Thursday, January 1, 2009

A New Year

Here it is the first day of a new year. What is there to say? This past year has been so incredibly unbelievable. A year ago (January 2, 2008) we went to the neurologist and he confirmed all the tests that Steve had undergone showed nothing...there was no explanation for his "spells." There wasn't anything to do, but keep his blood pressure under control and he would see Steve again in July. We all know what happened...the surreal feelings that come with a loved one dieing...the questions that come and go...the if only, would have, should have... But it all doesn't change the fact that he is gone and we miss him and his love and spirit lives on in all of us who knew him and loved him. Genevieve reminds me constantly that his love is and will always be growing with us...That thought is what helps get me through the tough times.

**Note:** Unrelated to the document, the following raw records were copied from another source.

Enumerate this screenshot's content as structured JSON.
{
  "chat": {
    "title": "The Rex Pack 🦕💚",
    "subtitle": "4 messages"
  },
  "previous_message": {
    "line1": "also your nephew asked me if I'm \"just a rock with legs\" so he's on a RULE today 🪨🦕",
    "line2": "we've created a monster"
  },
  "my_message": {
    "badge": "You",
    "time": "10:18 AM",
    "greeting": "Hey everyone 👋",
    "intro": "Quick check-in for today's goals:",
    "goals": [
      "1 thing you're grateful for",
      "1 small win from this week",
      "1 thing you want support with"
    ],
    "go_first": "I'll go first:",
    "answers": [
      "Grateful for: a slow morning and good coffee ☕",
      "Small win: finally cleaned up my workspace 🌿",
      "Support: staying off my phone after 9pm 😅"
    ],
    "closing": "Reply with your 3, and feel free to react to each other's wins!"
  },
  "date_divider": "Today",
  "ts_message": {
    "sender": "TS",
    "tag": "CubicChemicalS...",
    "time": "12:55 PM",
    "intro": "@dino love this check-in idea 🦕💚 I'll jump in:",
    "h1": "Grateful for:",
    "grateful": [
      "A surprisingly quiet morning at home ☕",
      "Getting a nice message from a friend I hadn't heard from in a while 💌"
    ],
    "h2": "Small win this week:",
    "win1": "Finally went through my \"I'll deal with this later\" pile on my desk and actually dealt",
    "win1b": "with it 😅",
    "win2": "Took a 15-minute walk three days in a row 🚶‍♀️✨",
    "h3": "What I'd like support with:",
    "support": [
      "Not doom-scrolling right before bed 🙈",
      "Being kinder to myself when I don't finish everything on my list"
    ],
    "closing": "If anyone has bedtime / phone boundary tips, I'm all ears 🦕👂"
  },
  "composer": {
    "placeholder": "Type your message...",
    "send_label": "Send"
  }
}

As hard as all of this has been...I see good things in the kids...the resiliency they exhibit, the love and caring they show...the tears that come and cleanse. We have pulled together. We have built friendships with others that weren't in our lives before. We have reached out to accept help and support. The love and kindness that are present in our lives is remarkable and a blessing. Through our loss we have been blessed with so many good people...the new friends, the friends that have stayed and yet some other friends have disappeared. It is easy sometimes to just focus on the loss and the emptiness...we have reached a good balance (I think!) We will continue to miss Steve and focus on the good things that are happening. As they say...Life goes on.